Hl. Leopold (15. November 2009)

Lk 19, 12-26 

Jesus sagte: Ein Mann von vornehmer Herkunft wollte in ein fernes Land reisen, um die Königswürde zu erlangen und dann zurückzukehren. Er rief zehn seiner Diener zu sich, verteilte unter sie Geld im Wert von zehn Minen und sagte: Macht Geschäfte damit, bis ich wiederkomme. Da ihn aber die Einwohner seines Landes hassten, schickten sie eine Gesandtschaft hinter ihm her und ließen sagen: Wir wollen nicht, dass dieser Mann unser König wird. Dennoch wurde er als König eingesetzt. Nach seiner Rückkehr ließ er die Diener, denen er das Geld gegeben hatte, zu sich rufen. Er wollte sehen, welchen Gewinn jeder bei seinen Geschäften erzielt hatte. Der erste kam und sagte: Herr, ich habe mit deiner Mine zehn Minen erwirtschaftet. Da sagte der König zu ihm: Sehr gut, du bist ein tüchtiger Diener. Weil du im Kleinsten zuverlässig warst, sollst du Herr über zehn Städte werden. Der zweite kam und sagte: Herr, ich habe mit deiner Mine fünf Minen erwirtschaftet. Zu ihm sagte der König: Du sollst über fünf Städte herrschen. Nun kam ein anderer und sagte: Herr, hier hast du dein Geld zurück. Ich habe es in ein Tuch eingebunden und aufbewahrt; denn ich hatte Angst vor dir, weil du ein strenger Mann bist: Du hebst ab, was du nicht eingezahlt hast, und erntest, was du nicht gesät hast. Der König antwortete: Aufgrund deiner eigenen Worte spreche ich dir das Urteil. Du bist ein schlechter Diener. Du hast gewusst, dass ich ein strenger Mann bin? Dass ich abhebe, was ich nicht eingezahlt habe, und ernte, was ich nicht gesät habe? Warum hast du dann mein Geld nicht auf die Bank gebracht? Dann hätte ich es bei der Rückkehr mit Zinsen abheben können.

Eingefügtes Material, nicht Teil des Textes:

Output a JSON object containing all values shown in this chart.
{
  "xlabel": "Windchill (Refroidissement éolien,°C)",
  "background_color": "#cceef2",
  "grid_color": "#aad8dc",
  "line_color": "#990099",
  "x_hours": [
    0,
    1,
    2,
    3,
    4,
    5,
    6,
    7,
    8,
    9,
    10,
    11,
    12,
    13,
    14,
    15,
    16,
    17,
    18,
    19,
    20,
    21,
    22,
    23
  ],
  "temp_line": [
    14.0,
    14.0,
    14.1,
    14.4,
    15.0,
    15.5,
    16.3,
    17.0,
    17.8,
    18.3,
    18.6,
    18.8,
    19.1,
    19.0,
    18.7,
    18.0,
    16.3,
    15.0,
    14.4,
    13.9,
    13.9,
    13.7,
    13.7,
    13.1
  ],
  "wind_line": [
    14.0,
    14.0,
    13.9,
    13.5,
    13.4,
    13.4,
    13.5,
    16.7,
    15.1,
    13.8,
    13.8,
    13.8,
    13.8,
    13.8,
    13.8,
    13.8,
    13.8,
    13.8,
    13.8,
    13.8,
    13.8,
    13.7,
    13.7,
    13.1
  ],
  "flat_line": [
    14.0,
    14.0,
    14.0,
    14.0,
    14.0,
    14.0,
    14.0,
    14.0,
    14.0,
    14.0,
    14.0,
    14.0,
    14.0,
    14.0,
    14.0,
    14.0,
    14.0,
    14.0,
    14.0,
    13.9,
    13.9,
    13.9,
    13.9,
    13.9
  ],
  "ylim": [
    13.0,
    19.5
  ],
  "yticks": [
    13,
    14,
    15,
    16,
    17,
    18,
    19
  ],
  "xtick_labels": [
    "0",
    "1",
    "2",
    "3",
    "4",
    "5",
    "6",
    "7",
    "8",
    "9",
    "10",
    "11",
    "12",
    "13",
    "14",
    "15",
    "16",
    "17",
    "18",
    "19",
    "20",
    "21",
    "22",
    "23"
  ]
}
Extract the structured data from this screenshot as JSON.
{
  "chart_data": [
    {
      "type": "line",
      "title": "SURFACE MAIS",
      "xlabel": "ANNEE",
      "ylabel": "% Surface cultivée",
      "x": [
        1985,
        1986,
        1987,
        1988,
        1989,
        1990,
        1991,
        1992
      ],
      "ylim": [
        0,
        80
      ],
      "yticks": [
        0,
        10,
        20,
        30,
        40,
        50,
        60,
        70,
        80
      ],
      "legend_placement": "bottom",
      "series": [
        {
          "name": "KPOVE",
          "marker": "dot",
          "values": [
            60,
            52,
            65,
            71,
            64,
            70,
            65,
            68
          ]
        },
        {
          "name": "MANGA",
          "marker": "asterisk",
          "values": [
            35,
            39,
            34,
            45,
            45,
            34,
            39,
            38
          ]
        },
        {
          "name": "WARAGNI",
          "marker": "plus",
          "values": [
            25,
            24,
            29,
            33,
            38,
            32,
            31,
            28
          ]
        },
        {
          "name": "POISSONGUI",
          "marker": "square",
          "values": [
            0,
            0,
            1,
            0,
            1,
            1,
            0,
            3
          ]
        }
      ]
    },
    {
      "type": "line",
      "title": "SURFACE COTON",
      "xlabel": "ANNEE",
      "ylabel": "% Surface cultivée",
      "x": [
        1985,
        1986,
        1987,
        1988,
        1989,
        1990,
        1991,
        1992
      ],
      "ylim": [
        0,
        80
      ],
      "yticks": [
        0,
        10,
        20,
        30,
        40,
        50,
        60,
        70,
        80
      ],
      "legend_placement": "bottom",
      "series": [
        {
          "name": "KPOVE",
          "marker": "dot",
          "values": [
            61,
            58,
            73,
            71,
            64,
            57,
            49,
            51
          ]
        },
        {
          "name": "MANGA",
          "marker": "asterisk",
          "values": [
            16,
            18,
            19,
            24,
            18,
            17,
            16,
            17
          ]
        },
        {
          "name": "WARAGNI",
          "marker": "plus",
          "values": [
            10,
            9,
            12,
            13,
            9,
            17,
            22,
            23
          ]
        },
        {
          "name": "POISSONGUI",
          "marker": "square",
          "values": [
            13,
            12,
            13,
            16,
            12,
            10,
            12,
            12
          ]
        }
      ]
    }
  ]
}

Und zu den anderen, die dabeistanden, sagte er: Nehmt ihm das Geld weg, und gebt es dem, der die zehn Minen hat. Sie sagten zu ihm: Herr, er hat doch schon zehn.  (Da erwiderte er:) Ich sage euch: Wer hat, dem wird gegeben werden; wer aber nicht hat, dem wird auch noch weggenommen, was er hat. 
 

     Das Wort Evangelisierung hat eine überaus reichhaltige Bedeutung. In einem weiteren Sinn fasst es die gesamte Sendung der Kirche zusammen. Evangelisieren bedeutet in jedem Fall nicht nur eine Lehre unterrichten, sondern den Herrn Jesus in Wort und Tat verkünden, also Werkzeug seiner Gegenwart und Wirksamkeit in der Welt werden. Heute feiert Österreich seinen Landespatron, den heiligen Leopold, der als Staatsmann, als Ehemann, als Vater und nicht zu letzt als katholischer Christ seinem Land ein wunderbares Beispiel gab.  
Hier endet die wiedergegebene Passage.